3.1 Kaggle Competion

Kaggle (https://www.kaggle.com/), a subsidiary of Google LLC, is the world’s largest data science community with powerful tools and resources to help you achieve your data science goals. Kaggle was founded in 2010 with the idea that data scientists need a place to come together and collaborate on projects, learning new techniques and share each others experience. This has transformed into a network with more than 1,000,000 registered users, and has created a safe place for data science learning, sharing, and competition.

Using the human competitive spirit, Kaggle created a platform for organizations to host competitions which have fueled new methodology and techniques in data science, and given organizations new insights from the data they provided.

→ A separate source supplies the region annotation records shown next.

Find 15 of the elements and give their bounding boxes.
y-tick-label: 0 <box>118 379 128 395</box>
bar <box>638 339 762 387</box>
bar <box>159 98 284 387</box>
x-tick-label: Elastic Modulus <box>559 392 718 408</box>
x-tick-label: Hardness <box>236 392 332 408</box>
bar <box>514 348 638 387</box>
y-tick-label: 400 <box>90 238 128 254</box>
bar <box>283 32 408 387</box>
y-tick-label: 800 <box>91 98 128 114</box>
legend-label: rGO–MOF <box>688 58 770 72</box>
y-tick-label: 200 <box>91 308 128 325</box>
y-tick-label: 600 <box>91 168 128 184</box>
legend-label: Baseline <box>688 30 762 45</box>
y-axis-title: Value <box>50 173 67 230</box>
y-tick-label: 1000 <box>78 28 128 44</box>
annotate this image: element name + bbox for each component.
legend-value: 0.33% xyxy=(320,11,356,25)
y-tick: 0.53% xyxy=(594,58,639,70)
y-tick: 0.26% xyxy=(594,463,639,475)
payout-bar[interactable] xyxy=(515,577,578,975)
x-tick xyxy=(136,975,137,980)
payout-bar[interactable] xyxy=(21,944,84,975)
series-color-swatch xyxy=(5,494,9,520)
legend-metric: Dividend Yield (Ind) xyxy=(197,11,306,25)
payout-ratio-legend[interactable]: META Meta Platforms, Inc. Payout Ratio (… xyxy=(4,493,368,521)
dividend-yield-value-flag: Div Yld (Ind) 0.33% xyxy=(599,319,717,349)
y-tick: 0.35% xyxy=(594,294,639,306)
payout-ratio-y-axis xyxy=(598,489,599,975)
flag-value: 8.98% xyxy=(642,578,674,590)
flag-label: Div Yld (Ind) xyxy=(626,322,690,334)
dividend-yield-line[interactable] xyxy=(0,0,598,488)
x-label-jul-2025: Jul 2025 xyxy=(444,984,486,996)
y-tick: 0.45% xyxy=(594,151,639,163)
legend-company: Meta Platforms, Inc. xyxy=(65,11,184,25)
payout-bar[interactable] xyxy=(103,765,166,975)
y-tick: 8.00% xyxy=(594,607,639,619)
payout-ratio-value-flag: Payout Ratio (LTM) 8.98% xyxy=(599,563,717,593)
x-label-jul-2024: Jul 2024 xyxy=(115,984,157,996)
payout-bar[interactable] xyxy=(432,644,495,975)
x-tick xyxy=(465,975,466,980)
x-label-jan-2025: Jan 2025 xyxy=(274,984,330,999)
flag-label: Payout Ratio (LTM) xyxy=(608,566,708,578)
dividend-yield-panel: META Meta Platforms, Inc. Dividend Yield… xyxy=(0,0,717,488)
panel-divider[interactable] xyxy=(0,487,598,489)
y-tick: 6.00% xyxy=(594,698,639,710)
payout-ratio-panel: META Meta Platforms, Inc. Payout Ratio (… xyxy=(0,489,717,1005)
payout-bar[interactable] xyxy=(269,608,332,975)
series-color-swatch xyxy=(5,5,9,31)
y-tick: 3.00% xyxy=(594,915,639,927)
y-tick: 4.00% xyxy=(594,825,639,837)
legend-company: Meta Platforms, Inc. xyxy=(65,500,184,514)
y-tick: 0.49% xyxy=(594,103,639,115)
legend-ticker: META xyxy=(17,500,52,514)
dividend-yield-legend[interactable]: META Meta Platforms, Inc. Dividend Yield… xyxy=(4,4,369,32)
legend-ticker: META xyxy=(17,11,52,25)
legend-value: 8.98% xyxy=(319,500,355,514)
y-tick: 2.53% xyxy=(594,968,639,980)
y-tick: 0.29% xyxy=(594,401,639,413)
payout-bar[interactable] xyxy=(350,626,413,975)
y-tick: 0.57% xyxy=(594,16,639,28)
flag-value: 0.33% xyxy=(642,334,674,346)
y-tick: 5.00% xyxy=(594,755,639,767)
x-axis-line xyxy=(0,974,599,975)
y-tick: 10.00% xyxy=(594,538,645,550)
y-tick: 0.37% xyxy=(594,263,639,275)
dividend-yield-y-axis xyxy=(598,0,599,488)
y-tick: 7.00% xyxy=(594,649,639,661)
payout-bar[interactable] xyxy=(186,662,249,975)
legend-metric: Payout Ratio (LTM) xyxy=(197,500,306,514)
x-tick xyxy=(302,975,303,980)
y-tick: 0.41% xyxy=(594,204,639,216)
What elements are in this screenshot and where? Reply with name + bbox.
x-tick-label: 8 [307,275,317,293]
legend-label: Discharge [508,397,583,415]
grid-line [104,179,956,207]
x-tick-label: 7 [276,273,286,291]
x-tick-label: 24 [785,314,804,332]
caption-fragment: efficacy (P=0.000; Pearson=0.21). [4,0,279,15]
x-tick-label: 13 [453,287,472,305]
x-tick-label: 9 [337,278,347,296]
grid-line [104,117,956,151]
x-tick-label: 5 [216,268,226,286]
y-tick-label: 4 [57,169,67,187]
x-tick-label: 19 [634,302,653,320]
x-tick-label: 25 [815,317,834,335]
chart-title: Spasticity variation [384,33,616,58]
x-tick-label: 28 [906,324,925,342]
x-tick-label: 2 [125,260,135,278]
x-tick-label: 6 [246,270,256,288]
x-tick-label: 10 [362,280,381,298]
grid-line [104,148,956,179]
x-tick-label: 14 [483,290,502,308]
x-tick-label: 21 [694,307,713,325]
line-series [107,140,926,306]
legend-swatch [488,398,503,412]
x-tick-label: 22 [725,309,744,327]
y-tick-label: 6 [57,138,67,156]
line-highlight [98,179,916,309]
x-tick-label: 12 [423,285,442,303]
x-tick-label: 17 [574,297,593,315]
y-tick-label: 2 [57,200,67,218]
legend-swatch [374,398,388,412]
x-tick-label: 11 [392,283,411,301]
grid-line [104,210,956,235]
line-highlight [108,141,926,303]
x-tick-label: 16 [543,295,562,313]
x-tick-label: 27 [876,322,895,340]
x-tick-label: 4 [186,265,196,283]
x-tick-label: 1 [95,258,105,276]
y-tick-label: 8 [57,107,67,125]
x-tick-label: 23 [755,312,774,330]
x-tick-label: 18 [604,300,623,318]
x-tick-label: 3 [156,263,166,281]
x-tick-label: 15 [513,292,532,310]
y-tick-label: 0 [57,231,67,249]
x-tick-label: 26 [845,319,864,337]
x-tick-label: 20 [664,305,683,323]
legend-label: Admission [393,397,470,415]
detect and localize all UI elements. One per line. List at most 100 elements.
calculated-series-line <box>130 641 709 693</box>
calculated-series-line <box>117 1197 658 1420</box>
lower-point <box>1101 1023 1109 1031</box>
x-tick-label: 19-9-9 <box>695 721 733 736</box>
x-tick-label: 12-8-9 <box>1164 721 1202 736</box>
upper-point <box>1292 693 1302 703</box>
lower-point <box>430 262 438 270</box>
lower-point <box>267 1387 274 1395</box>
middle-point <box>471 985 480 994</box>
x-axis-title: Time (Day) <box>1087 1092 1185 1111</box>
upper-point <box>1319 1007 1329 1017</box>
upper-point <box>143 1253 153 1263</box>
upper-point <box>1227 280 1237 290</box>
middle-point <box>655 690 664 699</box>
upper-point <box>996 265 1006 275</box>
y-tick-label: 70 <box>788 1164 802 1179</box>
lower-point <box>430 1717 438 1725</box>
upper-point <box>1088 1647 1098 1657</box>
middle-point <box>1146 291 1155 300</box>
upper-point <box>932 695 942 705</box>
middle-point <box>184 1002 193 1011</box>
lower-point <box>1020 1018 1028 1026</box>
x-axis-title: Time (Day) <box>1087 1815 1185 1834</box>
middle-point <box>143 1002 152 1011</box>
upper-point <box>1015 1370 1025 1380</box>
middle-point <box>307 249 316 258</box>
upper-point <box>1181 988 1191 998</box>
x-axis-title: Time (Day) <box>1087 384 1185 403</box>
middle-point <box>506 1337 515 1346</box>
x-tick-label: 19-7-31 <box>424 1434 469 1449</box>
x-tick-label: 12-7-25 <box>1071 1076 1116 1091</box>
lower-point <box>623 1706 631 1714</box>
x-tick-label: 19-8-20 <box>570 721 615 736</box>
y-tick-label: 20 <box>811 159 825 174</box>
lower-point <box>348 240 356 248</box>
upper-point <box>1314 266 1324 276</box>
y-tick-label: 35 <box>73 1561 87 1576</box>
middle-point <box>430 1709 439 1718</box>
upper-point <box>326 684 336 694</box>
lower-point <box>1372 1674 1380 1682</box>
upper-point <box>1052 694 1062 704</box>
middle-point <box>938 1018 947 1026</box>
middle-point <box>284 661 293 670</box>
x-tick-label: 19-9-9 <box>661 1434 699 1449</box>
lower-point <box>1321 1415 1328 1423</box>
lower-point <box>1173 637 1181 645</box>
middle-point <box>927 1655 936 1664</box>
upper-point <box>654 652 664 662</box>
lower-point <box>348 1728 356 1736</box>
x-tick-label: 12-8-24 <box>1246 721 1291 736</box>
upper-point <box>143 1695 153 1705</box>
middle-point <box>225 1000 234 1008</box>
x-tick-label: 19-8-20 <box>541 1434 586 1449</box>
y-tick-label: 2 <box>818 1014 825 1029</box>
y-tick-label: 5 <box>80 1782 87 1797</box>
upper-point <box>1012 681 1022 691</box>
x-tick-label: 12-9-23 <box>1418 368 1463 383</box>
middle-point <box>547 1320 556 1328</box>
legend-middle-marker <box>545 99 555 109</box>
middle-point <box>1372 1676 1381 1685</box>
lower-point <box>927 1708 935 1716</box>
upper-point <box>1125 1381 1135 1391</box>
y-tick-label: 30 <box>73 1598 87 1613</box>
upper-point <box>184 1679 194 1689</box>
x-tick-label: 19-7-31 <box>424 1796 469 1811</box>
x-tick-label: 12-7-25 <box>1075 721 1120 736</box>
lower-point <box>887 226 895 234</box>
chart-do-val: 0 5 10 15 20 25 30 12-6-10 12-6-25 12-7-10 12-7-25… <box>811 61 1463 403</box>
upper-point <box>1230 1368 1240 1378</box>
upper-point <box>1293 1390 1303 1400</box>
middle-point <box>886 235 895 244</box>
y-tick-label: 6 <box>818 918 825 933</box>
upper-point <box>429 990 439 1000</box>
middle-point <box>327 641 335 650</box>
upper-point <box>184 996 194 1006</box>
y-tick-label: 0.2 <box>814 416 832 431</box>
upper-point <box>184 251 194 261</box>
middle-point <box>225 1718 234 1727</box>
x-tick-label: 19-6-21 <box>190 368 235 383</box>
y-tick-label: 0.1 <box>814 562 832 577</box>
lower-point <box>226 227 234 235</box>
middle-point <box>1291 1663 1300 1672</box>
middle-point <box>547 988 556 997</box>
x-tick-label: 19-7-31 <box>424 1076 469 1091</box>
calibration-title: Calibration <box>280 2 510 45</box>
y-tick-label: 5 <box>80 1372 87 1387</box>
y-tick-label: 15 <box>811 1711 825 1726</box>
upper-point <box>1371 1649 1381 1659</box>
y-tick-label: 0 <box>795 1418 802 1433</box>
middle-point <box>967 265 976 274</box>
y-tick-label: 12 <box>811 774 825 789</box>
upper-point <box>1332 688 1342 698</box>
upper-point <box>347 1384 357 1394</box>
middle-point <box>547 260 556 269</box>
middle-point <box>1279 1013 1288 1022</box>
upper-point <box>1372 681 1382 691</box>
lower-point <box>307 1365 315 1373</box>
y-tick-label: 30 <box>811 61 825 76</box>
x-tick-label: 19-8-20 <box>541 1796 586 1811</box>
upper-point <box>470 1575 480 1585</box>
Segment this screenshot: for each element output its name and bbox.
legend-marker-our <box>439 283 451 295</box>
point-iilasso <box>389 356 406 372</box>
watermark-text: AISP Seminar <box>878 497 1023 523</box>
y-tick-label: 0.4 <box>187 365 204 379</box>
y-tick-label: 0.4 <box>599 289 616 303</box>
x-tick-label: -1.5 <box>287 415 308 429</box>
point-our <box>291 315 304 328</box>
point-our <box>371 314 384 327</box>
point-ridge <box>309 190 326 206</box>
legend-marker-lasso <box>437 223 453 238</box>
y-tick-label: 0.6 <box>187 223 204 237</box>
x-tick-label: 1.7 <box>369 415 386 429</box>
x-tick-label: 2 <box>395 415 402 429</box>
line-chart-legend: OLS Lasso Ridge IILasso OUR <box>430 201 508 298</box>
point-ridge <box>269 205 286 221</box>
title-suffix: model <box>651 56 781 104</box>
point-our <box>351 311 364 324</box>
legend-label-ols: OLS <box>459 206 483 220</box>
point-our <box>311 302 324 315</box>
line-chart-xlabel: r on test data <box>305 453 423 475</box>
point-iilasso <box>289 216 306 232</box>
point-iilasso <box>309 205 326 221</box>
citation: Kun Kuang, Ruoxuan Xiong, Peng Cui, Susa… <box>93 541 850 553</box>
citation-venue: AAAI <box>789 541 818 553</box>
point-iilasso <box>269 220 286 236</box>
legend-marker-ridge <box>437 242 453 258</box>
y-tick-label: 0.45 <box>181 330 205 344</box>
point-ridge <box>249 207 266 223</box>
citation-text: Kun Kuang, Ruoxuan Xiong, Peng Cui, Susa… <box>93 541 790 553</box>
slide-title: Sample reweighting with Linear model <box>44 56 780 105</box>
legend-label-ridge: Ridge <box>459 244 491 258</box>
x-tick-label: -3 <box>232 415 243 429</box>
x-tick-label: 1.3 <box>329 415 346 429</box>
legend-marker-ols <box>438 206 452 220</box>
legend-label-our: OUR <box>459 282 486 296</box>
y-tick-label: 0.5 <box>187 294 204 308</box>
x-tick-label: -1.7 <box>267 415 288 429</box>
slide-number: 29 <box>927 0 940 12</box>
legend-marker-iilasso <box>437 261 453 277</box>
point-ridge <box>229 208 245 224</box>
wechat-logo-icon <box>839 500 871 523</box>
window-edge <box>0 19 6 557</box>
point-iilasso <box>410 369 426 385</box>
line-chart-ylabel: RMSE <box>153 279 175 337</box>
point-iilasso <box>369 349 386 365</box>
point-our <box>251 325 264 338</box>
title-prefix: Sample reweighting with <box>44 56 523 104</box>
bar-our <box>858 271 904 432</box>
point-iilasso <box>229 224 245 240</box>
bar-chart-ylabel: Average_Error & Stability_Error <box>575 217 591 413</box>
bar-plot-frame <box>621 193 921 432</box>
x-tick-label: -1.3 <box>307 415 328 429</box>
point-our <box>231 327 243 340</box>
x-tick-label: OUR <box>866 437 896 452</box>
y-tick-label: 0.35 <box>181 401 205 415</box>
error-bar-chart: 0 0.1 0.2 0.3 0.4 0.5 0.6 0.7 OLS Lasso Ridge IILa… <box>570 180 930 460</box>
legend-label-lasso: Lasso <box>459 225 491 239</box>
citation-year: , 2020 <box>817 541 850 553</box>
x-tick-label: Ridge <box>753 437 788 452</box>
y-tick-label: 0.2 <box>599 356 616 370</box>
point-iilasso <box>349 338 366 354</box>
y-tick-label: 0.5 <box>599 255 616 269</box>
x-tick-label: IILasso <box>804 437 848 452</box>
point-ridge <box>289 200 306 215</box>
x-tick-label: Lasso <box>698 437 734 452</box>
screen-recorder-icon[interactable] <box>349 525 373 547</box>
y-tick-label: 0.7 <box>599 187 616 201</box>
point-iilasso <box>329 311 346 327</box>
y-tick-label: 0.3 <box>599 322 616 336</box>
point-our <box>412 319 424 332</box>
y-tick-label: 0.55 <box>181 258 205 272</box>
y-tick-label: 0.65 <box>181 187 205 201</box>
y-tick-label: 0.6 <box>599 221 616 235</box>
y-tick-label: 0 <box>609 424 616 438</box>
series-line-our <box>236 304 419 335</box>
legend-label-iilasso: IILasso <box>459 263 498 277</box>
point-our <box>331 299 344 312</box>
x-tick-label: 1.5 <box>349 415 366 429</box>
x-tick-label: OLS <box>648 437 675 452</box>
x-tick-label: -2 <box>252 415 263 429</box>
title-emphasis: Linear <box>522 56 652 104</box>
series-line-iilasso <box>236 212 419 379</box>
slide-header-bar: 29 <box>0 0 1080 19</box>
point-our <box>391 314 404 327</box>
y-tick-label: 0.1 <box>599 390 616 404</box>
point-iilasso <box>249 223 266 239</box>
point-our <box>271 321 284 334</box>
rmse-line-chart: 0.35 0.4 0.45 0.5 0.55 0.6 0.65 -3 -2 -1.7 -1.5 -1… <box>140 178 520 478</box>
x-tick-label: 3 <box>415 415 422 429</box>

Figure 3.2: Kaggle Competition web site

Generally, each competition has a host, and each host has to prepare and provide data. When providing data, the host has the opportunity to give additional information such as a description, evaluation method, timeline, and prize for winning. Although this may not be an ideal real world data problem, which data scientist may face in the business. But it provides a good starting point for learners. In a real world, you may need to start from understand the business and find data sources by your self. Although competition host has provided data. You cannot assume the data provided are clean data and ready for analysis. Cleaning and preprocess data are part of the competition. Therefore, any solution can be tested to see how good a participant is with the whole process of data science project.